Map of the Invisible World


We have spoken of this before so I will only do the Happy Recap on this subject. We are thrilled when authors we love have a new book out. Seriously, what Reader doesn't love that?

I can hear your little brain from here. Who is it this time you're wondering. Why it's household name (in my household) Tash Wa. If you say his name quickly it sounds like a magic word. Tashwa!

Wa's first book, published in 2005 and winner of the Whitbread prize for a debut novelist was The Harmony Silk Factory. It was a favorite of mine that year and I forced it into a lot of grateful hands. It is the story of Johnny Lim, a shady figure in 1940s Malaysia. Johnny's story is told by three unreliable narrators: his angry son, the son's deceased, adulterous mother via her diaries and Johnny's ex-pat friend Peter Wormwood. Depending on the whose story you believe Johnny was: a good and true friend, a Communist leader, an informer for the Japanese, a black-market businessman or a working-class Chinese. I thought it was a first rate book full of moody settings and distinct, articulate writing.
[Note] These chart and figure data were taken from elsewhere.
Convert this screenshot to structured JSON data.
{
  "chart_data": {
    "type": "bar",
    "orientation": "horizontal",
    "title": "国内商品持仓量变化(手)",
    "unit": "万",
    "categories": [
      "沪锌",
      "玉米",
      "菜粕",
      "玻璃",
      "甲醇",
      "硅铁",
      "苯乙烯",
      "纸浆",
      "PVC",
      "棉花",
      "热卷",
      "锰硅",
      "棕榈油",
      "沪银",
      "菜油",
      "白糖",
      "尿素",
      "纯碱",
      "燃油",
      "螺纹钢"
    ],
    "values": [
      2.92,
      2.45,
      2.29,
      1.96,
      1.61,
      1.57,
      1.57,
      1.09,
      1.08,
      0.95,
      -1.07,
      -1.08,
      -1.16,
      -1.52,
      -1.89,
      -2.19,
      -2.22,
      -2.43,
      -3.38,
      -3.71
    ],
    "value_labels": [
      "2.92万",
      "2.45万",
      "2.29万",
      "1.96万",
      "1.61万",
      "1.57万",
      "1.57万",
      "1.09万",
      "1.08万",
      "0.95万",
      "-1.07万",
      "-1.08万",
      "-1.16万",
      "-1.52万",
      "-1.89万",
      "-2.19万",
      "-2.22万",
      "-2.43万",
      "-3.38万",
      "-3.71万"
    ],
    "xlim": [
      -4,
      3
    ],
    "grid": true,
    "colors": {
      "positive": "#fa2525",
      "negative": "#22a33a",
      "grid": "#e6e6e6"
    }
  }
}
So here now is Wa's new novel, Map of the Invisible World. Once again there are multiple, disparate stories and ethnicities coming together. That is a huge hook for me. As is any book set outside of the U.S. All the world is exotic to me. In Map a distraught young orphan making his way to Jakarta to search for his Dutch foster father, the brother of that orphan raised in comfort in Malaysia questioning his luck in being adopted by a wealthy family, an American teacher, an American embassy attaché who may or may not be undercover CIA and a dangerous radical communist. None of these people are where life should have put them and none are safe. This is Indonesia in 1964. The country is one more riot away from civil war. It is the year of 'living dangerously'.

Map proves that Aw has mastered the difficult multiple storyline novel. He can sustain all the treads, the tensions and your interest over 400 pages. His writing is stunning. The details of the invisible worlds in a third world country of poverty, squalor, political machinations and murders, colonialism and the destruction of families are all brought before you. These are the big issues. Aw incorporates them and all the turbulence of a country falling apart effortlessly into the rich psychology of this novel.


P.S. I bought my copy of Map of the Invisible Word at my local independent bookstore and while I was there I also bought: When Will There Be Good News by Kate Atkinson, The Lieutenant by Kate Grenville and just to break the Kate trend I picked up The Knitter magazine. I am excited by all 3 purchases! Those are 2 of my fav writers and 1 of my fav magazines.